In this academic paper researchers from the Centre for Artificial Intelligence (University College London) and Holistic AI present a new framework for auditing LLMs using explainable AI techniques and energy-efficient tools like DistilBERT, aligning with ethical, regulatory, and sustainable standards.
Key Issues:
- LLMs can reinforce biases and stereotypes, affecting areas like political polarization and racial bias in legal systems.
- Existing studies often separate bias benchmarks from text-based stereotype detection, creating a gap in understanding the interaction between these elements.
- The paper's framework aims to audit bias in LLMs using explainable AI techniques and energy-efficient tools like DistilBERT, aligning with ethical, regulatory, and sustainable standards.
Methodology and Findings:
- The study introduces the Multi-Grain Stereotype (MGS) dataset, derived from crowdsourced sources, for training and testing stereotype detection models.
- The research explores multi-class stereotype detection, comparing it against binary classification models and other baselines.
- The paper employs explainable AI (XAI) techniques like SHAP, LIME, and BertViz for robust validation and interpretation of the stereotype classifier.
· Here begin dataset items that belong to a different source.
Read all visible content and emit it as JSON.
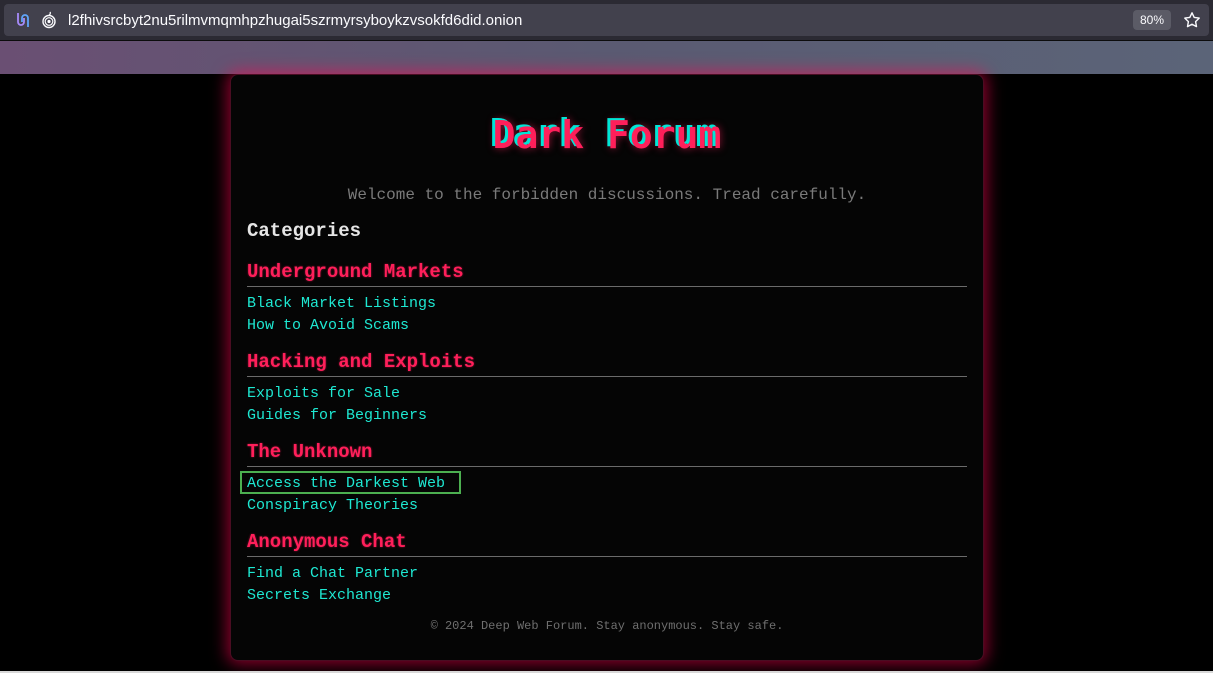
{
  "browser": {
    "url": "l2fhivsrcbyt2nu5rilmvmqmhpzhugai5szrmyrsyboykzvsokfd6did.onion",
    "zoom": "80%",
    "icons": [
      "tor-circuit-icon",
      "onion-icon",
      "bookmark-star-icon"
    ]
  },
  "site": {
    "title": "Dark Forum",
    "tagline": "Welcome to the forbidden discussions. Tread carefully.",
    "categories_heading": "Categories",
    "categories": [
      {
        "title": "Underground Markets",
        "topics": [
          "Black Market Listings",
          "How to Avoid Scams"
        ]
      },
      {
        "title": "Hacking and Exploits",
        "topics": [
          "Exploits for Sale",
          "Guides for Beginners"
        ]
      },
      {
        "title": "The Unknown",
        "topics": [
          "Access the Darkest Web",
          "Conspiracy Theories"
        ]
      },
      {
        "title": "Anonymous Chat",
        "topics": [
          "Find a Chat Partner",
          "Secrets Exchange"
        ]
      }
    ],
    "footer": "© 2024 Deep Web Forum. Stay anonymous. Stay safe."
  },
  "colors": {
    "title": "#ff1f5a",
    "title_shadow": "#00e5d6",
    "link": "#1ee8d2",
    "focus_ring": "#4caf50",
    "card_glow": "#ff0050"
  }
}
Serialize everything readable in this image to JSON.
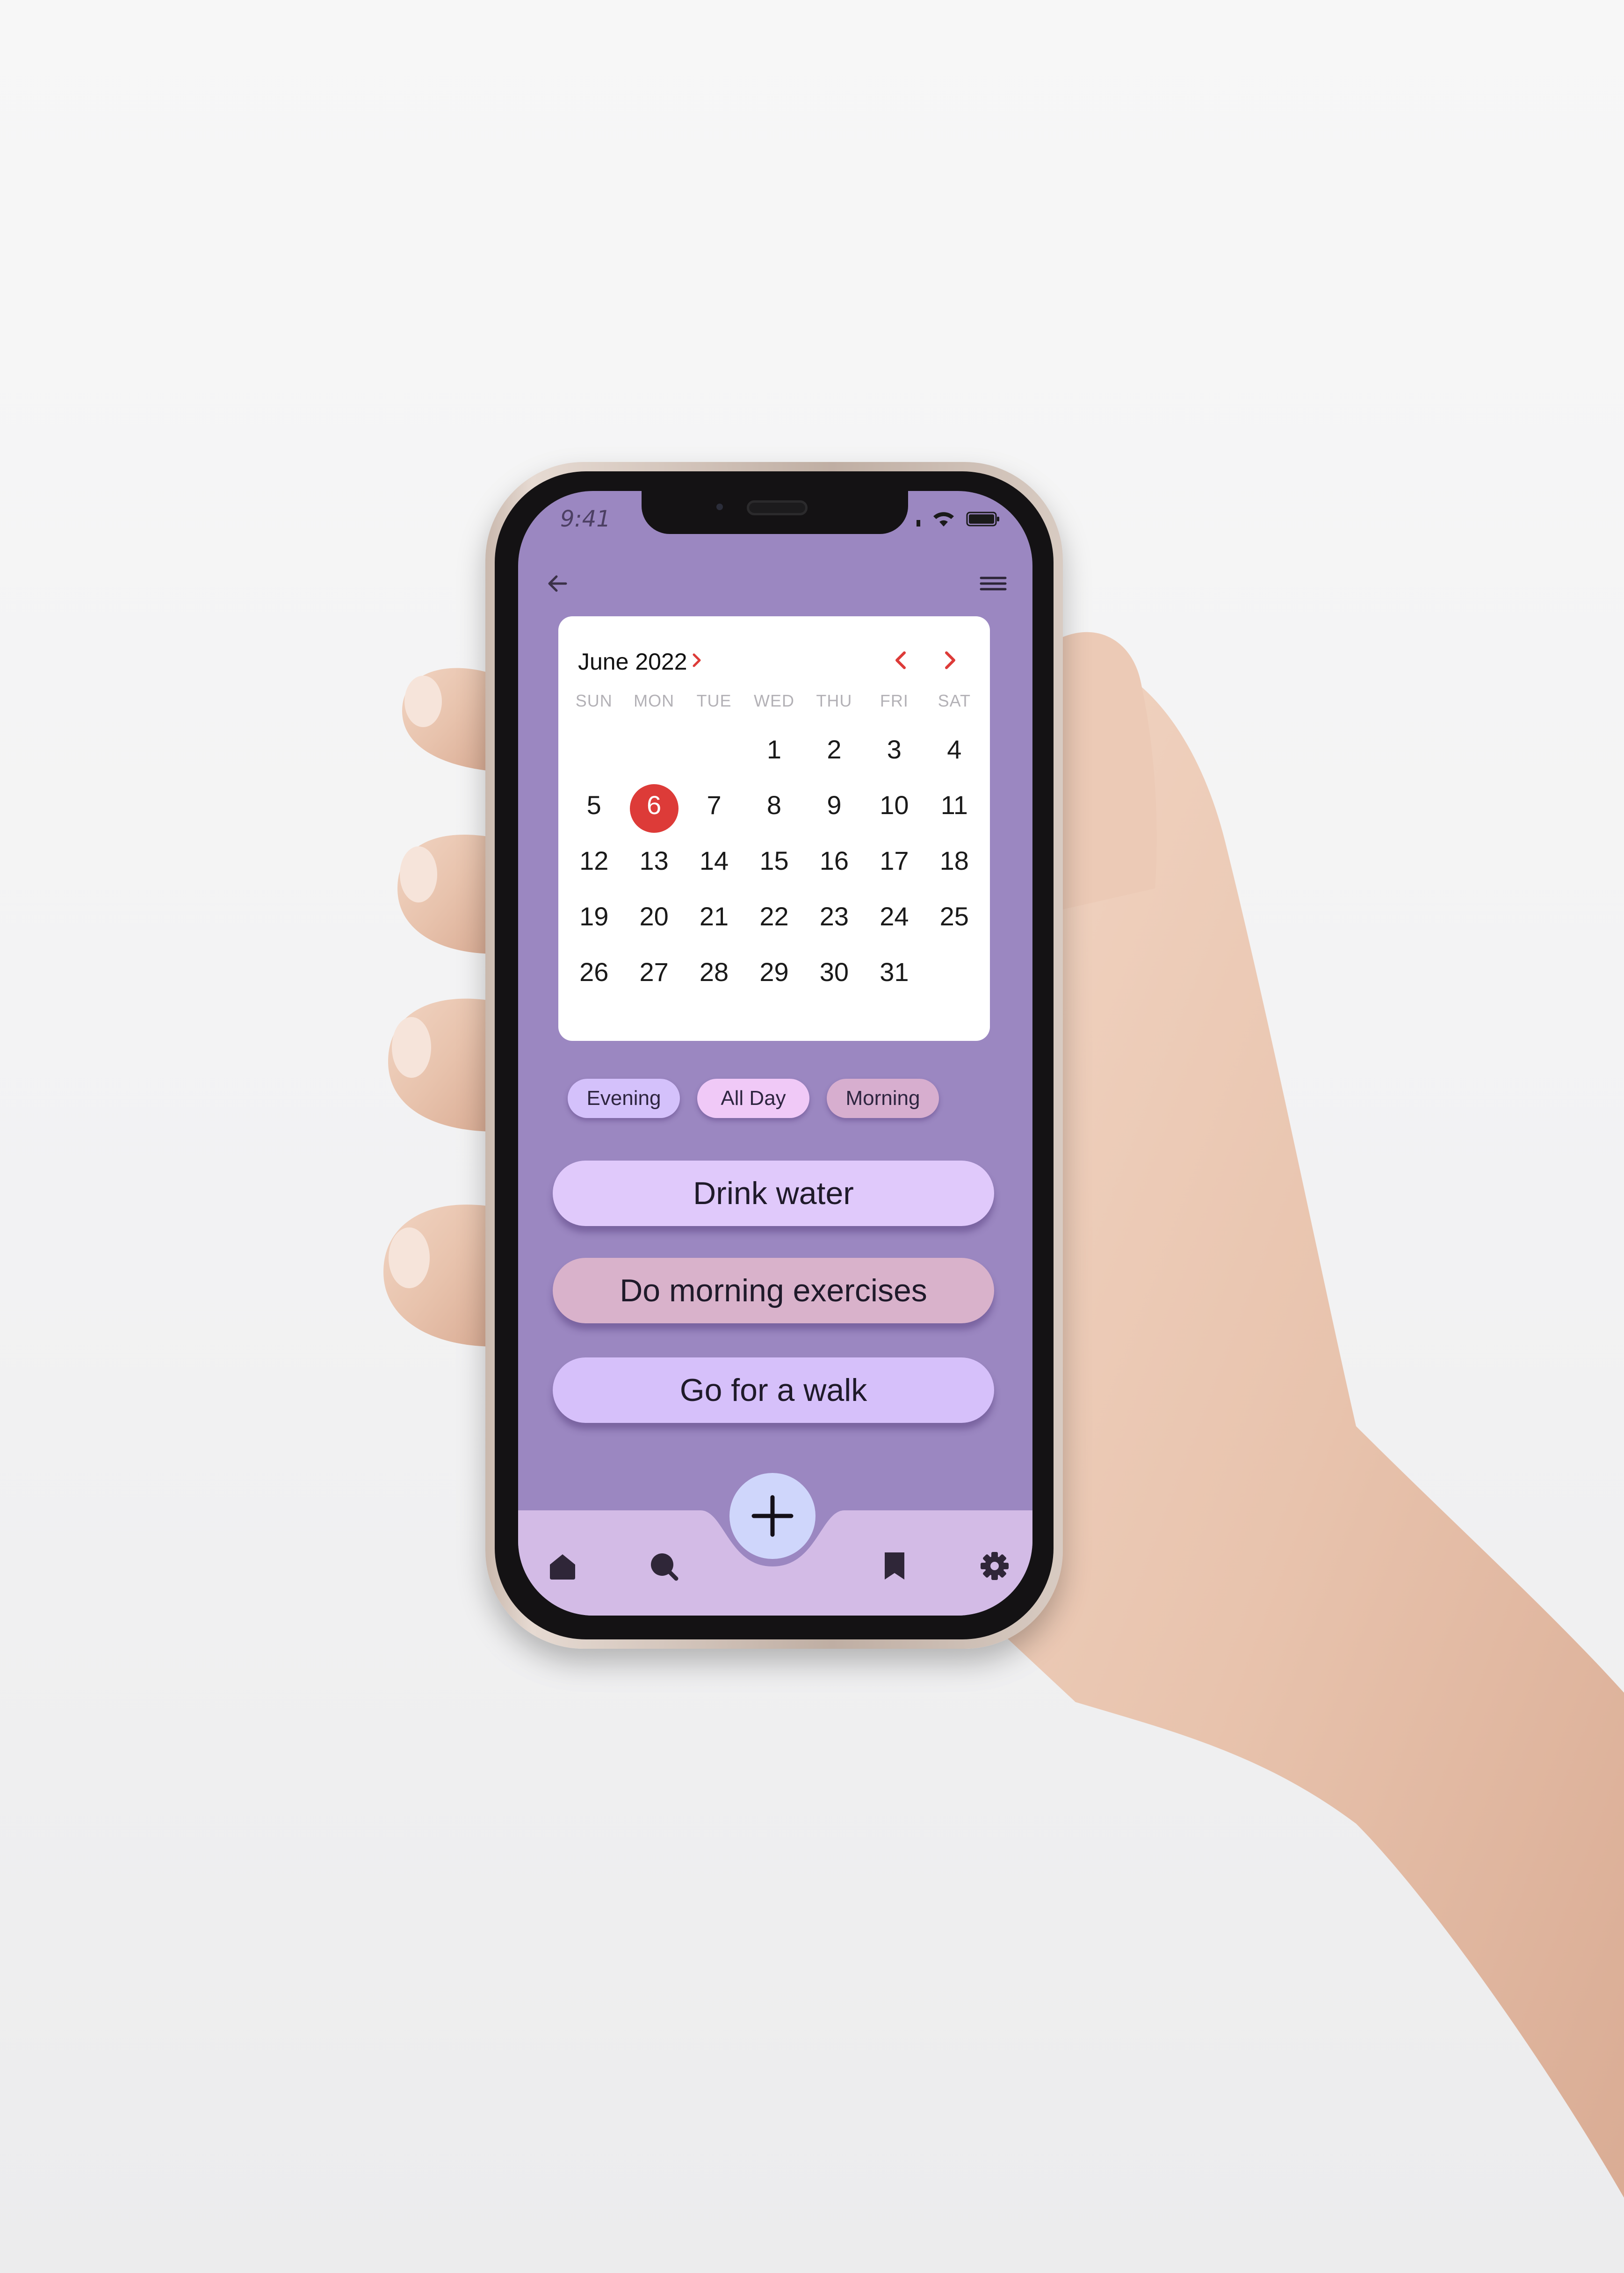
{
  "status_bar": {
    "time": "9:41"
  },
  "header": {
    "back_icon": "arrow-left-icon",
    "menu_icon": "hamburger-menu-icon"
  },
  "calendar": {
    "month_label": "June 2022",
    "weekdays": [
      "SUN",
      "MON",
      "TUE",
      "WED",
      "THU",
      "FRI",
      "SAT"
    ],
    "leading_blank_days": 3,
    "days": [
      "1",
      "2",
      "3",
      "4",
      "5",
      "6",
      "7",
      "8",
      "9",
      "10",
      "11",
      "12",
      "13",
      "14",
      "15",
      "16",
      "17",
      "18",
      "19",
      "20",
      "21",
      "22",
      "23",
      "24",
      "25",
      "26",
      "27",
      "28",
      "29",
      "30",
      "31"
    ],
    "selected_day": "6"
  },
  "filters": [
    {
      "label": "Evening",
      "color": "#d4c1fb"
    },
    {
      "label": "All Day",
      "color": "#f0c9f7"
    },
    {
      "label": "Morning",
      "color": "#d7aecf"
    }
  ],
  "tasks": [
    {
      "label": "Drink water",
      "color": "#e0c9fb"
    },
    {
      "label": "Do morning exercises",
      "color": "#d9b2cb"
    },
    {
      "label": "Go for a walk",
      "color": "#d6c0fa"
    }
  ],
  "nav": {
    "items": [
      "home-icon",
      "search-icon",
      "bookmark-icon",
      "gear-icon"
    ],
    "fab_icon": "plus-icon"
  },
  "colors": {
    "screen_bg": "#9b87c1",
    "nav_bg": "#d3bbe6",
    "accent": "#dd3b38",
    "fab_bg": "#cfd6fb"
  }
}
- An automated method for prompt generation is established to elicit stereotypes from LLMs, with a focus on assessing stereotype bias in different societal dimensions (race, gender, religion, profession).
The paper contributes significantly to AI ethics by providing a comprehensive approach to detecting and auditing stereotypes in LLMs. It underscores the need for continuous improvement and exploration of stereotype detection, particularly in the context of increasingly influential AI models in society.